For some people, antidepressant medications may help reduce or control symptoms. Antidepressants often take 2-4 weeks to begin having an effect and up to 12 weeks to reach full effect. Most people will have to try various doses or medications to find what works for them.


Here are some antidepressants commonly used to treat depression:


Selective serotonin reuptake inhibitors (SSRIs) act on serotonin, a brain chemical. They are the most common medications prescribed for depression.


​Serotonin and norepinephrine reuptake inhibitors (SNRIs) are the second most common antidepressants. These medications increase serotonin and norepinephrine.


Norepinephrine-dopamine reuptake inhibitors (NDRIs) increase dopamine and norepinephrine. Bupropion (Wellbutrin) is a popular NDRI medication, which causes fewer (and different) side effects than other antidepressants. For some people, bupropion causes anxiety symptoms, but for others it is an effective treatment for anxiety.


Mirtazapine (Remeron) targets specific serotonin and norepinephrine receptors in the brain, thus indirectly increasing the activity of several brain circuits. Mirtazapine is used less often than newer antidepressants (SSRIs, SNRIs and bupropion) because it is associated with more weight gain, sedation and sleepiness. However, it appears to be less likely to result in insomnia, sexual side effects and nausea than the SSRIs and SNRIs.


Second-generation antipsychotics (SGAs), or “atypical antipsychotics,” treat schizophrenia, acute mania, bipolar disorder and bipolar mania and other mental illnesses.
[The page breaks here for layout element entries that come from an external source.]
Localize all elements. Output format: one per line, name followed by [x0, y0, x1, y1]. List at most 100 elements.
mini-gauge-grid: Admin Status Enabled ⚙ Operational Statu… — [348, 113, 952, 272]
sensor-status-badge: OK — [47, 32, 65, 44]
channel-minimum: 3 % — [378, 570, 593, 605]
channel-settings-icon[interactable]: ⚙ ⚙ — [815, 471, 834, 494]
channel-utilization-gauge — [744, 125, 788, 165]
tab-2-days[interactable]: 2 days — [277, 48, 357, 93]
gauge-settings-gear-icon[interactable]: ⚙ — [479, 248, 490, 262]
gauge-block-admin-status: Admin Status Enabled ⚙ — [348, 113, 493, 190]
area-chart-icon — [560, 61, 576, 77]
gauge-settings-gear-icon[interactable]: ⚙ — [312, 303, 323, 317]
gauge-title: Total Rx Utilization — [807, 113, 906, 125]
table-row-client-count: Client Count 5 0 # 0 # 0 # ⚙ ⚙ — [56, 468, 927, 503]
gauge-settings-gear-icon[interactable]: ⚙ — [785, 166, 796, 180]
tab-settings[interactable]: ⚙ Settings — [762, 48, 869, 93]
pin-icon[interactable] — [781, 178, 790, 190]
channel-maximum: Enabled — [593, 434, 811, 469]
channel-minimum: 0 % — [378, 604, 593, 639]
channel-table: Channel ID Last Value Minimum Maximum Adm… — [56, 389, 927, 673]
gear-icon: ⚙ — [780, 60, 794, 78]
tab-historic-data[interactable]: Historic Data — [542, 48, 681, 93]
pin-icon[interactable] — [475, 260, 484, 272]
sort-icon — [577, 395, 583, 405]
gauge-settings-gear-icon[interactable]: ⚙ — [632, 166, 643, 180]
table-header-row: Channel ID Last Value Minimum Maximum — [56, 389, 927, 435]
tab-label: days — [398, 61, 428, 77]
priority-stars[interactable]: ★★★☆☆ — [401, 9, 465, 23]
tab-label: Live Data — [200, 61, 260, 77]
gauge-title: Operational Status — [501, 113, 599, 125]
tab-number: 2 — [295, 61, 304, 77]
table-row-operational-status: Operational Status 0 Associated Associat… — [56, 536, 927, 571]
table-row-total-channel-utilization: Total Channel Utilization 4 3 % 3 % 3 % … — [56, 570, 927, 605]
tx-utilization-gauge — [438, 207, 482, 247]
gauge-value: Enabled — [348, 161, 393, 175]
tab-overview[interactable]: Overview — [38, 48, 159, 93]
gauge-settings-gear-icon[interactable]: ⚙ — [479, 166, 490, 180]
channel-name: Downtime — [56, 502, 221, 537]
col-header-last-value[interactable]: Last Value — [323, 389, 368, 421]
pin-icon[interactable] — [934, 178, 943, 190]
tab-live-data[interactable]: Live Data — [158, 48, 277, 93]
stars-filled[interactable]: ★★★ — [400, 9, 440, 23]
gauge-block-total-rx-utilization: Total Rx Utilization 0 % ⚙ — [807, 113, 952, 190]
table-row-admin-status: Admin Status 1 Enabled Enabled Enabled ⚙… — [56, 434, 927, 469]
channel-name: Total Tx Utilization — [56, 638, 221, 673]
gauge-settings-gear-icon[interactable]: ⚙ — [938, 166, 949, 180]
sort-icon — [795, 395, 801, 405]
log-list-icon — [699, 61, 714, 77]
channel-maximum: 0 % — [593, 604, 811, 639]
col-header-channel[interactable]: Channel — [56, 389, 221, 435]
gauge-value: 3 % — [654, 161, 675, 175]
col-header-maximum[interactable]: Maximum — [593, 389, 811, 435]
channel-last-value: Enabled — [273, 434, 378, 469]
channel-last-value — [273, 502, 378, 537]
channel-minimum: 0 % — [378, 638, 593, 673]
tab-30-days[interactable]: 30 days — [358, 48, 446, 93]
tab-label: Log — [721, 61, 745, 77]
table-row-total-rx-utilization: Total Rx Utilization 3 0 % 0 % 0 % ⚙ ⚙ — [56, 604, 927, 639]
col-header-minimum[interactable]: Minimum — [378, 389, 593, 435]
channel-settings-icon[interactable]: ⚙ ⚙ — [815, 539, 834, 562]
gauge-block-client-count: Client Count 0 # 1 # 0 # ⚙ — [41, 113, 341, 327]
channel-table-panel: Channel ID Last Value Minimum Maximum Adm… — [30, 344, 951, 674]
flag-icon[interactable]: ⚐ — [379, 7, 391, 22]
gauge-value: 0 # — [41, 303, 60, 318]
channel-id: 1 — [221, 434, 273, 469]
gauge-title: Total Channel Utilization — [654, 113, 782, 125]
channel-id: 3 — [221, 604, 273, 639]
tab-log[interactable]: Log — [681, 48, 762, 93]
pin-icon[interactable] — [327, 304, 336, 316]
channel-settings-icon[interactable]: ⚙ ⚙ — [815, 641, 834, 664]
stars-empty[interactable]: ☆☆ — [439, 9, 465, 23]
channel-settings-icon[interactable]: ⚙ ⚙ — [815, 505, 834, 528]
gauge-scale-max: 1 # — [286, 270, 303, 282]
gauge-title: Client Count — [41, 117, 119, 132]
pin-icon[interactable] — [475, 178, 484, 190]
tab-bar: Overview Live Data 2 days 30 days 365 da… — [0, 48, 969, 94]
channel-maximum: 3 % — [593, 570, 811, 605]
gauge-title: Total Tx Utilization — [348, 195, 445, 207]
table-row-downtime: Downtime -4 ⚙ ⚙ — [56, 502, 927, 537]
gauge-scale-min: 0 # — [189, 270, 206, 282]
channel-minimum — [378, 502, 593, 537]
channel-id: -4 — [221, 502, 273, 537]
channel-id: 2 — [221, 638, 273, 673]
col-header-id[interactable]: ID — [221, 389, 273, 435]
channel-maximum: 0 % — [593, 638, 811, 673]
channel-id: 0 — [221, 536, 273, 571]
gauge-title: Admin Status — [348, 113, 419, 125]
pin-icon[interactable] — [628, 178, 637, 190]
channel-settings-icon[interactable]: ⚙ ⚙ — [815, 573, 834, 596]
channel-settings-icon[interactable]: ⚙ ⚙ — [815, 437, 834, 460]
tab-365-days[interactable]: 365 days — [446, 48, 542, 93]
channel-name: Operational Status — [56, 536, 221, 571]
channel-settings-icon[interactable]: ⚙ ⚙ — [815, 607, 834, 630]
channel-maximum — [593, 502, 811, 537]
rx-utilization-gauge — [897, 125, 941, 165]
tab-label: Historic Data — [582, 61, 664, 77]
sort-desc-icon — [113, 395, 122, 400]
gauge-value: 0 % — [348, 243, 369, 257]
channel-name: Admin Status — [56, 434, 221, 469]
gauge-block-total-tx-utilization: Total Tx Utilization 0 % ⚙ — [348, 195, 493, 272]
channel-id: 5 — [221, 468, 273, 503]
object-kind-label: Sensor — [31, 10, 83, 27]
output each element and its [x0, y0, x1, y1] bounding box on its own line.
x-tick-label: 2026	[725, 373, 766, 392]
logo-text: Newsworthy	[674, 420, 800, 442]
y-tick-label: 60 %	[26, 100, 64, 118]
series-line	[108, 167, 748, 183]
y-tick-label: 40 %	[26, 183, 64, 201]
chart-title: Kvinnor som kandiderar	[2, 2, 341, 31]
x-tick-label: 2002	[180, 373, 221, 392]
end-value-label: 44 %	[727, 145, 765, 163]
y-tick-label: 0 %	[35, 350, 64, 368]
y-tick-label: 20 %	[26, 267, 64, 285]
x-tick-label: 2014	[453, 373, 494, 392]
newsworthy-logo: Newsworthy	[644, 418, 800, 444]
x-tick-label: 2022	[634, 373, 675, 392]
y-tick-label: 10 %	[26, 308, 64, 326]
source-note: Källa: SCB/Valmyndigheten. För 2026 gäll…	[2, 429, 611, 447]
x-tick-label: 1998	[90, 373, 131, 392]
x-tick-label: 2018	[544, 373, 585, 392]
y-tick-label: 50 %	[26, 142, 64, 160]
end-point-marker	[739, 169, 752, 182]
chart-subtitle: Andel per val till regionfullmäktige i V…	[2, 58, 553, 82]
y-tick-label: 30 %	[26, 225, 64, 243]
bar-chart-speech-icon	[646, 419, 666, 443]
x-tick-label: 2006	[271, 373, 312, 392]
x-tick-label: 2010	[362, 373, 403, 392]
SGAs can be used for treatment-resistant depression.


Tricyclic antidepressants (TCAs) are older medications, seldom used today as initial treatment for depression. They work similarly to SNRIs but have more side effects. They are sometimes used when other antidepressants have not worked. TCAs may also ease chronic pain.

  • Amitriptyline (Elavil)

  • Desipramine (Norpramin)

  • Doxepin (Sinequan)

  • Imipramine (Tofranil)

  • Nortriptyline (Pamelor, Avantyl)

  • Protriptyline (Vivactil)


Monoamine oxidase inhibitors (MAOIs) are less used today because newer, more effective medications with fewer side effects have been found. These medications can never be used in combination with SSRIs. MAOIs can sometimes be effective for people who do not respond to other medications.